Since her death, things in his humble han have gone from bad to worse, as the area is being worked to death under the crushing yoke of impossibly-high taxation - and the only crops Gonbe doesn't have to pay in taxes are invariably eaten by the local crows, which make for effective target practice in the DLC's combat tutorial.
And Gonbe's had enough.
Rebellions were a whispered but rarely-executed option for the peasantry of Edo and Genroku-era Japan, as strict laws forbade the farmers, fishermen and craftsmen any variety of true weapons. Swords, spears and the implements of war were the sole possession of the Samurai caste, and - hidden cashes of weapons kept beneath floorboards aside - if villagers wished to rise up, they had to do it with the tools of their trade, or what could be cobbled together.
I adore this sort of historical accuracy in A Cause to Daikon for, as Gonbe fights with hand sickles (used for harvesting rice) as a ranged option, a sharpened pole of bamboo (which can get wicked sharp) for graceful combos and air juggles and a simple farmer's hoe, which swings slow and hits like a truck.
The night of that brave choice, which (spoiler) doesn't go well, his dead wife appears to him,
explains that she's found it terribly painful to watch him suffer in the years since her death, and she feels the best thing is just for her to kill him so he can go be dead with her.
Gonbe insists he needs to lead an uprising first, so Otae agrees to accompany him until he's kept his word. Then she'll kill him.
And off they go across Japan!
This mix of historically-accurate cultural norms, supernatural folk tales and energetic storytelling is a big part of Muramasa and its Genroku Legends' minitales success - and it's the single most enjoyable aspect of Daikon. It's not as arresting and involving as Muramasa's campaigns or January's uniformly-excellent Fishy Tales of Nekomata, but it remains a sweet plum.
The combat is less successful. It works - it works just fine, but much of its pleasures are locked behind the three-branched skill tree Gonbe can work through (which upgrades the effectiveness of his weapons and adds additional skills and utilities to his combat mechanics).
|It's not Muramasa without trips to the hot springs in your undies.|
Until those skills are unlocked, Gonbe's combat style is slow-paced (some might suggest tactical) when compared to Okoi's claws or Kisuke's swords. Gonbe's dodge, for example, lasts three times longer than any other character as he comically stumbles back on one leg, pinwheeling his arms through eons of generous invincibility frames before falling on his ass and slowly gathering himself to his feet. It looks funny, it works for the character, but one gets the sense that some of those choices were made in the name of style instead of substance.
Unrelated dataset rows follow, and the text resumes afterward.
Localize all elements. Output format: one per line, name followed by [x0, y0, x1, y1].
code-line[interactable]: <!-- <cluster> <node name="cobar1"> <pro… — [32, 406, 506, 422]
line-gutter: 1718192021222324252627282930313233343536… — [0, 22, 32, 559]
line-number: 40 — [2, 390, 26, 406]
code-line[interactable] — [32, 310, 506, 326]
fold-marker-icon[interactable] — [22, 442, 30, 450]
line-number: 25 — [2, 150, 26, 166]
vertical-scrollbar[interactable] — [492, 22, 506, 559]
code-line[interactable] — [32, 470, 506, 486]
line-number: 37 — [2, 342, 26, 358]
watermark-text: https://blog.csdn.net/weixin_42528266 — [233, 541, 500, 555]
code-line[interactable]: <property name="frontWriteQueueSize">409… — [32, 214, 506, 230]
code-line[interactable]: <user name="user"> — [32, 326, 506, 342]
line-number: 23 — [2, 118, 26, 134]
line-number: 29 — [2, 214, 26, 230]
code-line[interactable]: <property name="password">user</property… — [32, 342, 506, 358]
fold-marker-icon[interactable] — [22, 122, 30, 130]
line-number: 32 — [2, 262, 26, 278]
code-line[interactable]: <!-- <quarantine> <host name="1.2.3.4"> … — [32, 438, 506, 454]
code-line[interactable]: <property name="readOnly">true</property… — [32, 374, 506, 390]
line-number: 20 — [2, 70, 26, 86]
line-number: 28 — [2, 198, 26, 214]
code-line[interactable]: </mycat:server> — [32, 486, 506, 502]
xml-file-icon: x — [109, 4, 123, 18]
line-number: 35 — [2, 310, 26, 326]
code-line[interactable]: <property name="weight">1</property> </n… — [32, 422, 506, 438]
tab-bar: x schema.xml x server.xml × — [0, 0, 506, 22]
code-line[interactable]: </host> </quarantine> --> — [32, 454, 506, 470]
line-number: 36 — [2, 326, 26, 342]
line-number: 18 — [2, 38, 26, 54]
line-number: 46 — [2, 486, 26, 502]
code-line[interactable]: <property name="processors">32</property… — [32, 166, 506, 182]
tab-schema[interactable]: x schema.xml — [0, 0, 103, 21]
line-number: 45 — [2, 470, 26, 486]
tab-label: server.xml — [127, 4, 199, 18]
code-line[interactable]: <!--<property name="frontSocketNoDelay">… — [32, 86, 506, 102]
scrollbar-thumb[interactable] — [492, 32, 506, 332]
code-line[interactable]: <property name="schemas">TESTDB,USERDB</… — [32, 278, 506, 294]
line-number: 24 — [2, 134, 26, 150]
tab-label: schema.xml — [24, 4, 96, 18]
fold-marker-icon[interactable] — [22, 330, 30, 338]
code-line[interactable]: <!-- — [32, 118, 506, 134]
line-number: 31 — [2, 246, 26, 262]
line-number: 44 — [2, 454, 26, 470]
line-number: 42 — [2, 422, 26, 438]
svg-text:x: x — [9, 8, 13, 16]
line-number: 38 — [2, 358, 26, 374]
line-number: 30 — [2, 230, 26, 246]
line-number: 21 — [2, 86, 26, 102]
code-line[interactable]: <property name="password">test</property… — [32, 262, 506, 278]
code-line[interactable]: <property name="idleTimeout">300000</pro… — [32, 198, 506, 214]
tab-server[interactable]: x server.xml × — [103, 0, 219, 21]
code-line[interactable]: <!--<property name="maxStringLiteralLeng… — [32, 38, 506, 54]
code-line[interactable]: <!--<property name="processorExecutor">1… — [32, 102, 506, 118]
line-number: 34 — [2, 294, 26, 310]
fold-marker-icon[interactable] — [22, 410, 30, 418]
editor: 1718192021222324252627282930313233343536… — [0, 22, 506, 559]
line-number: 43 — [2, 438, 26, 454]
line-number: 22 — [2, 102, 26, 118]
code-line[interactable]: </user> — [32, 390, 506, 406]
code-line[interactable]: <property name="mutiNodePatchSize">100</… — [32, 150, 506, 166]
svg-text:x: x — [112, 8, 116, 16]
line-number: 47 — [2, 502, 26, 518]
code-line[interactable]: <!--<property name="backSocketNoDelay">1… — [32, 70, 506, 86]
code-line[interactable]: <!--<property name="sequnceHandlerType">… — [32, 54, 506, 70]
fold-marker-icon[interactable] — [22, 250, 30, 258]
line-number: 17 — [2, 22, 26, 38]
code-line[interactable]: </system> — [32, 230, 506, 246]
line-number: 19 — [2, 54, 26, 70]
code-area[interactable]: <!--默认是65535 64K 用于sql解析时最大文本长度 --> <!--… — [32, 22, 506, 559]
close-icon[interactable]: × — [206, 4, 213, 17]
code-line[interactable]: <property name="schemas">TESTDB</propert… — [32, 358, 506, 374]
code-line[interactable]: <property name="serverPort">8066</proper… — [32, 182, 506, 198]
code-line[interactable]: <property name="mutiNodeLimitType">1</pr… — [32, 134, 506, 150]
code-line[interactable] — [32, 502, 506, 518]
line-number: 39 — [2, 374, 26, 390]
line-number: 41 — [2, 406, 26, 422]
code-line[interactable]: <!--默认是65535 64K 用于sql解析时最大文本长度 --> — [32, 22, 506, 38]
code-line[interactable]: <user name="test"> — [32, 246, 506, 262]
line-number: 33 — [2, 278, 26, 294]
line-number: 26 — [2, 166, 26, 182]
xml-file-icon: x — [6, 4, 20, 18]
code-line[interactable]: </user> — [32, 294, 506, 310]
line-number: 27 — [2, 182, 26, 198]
He feels very different from any other hero Vanillaware have put forth, and thus is a bit uncomfortable to control.
Once you've invested deep enough, Gonbe's zipping back and forth across the screen like a farmer posessed as Otae's spectral fingers fling him to and fro, laying waste to haughty Samurai and demonkind, lifting them into the air for repeated juggling pokes of his bamboo and crushing them beneath his mighty hoe.
|The final swing of Gonbe's ground combo with the hoe can be charged, and deals huge damage.|
Gonbe himself, with his big round nose, balding head and patchwork clothes, fits in to the gorgeous Japan Vanillaware crafted for Muramasa, but he doesn't fit well in the foreground. His character design and lumbering (almost awkward) animations aren't as beautiful and stylish as the game world he inhabits, and after an awesome samurai princess, a badass rogue ninja and a demonic shapeshifting cat, he's the least enjoyable character to watch and play as.
It's not fun watching Gonbe run.
His story, while painted with rich details and pleasant humor, doesn't offer some fascinating tragic and heroic character evolution - the no-nonsense, hard-working fellow we meet at the beginning of the game is unchanged by the DLC's amusing, comical ending - and there's less, here, between how he plays and who he is, that resonates with the player after flicking off their Vita.
In that way, A Cause to Daikon For is a bit like the later core Ratchet & Clank games - it lacks a bit of the nuance that made its forebears so special, but it's still a game in which you stylishly brawl your way across Genroku-era Japan to the tune of a zany story. It's a game in which you fight a giant, drunken sumo wrestler, a flock of hungry crows and a batallion of pink-uniformed ninja maidens.
It's a game in which, when you die, your departed wife's ghost intercepts your soul as it ascends and forcibly shoves it back into your corpse (if you mash buttons).
It's a game with character. Even with its weaknesses, then, A Cause to Daikon For remains pure Vanillaware - and even an imperfect taste of good Vanillaware is still delicious.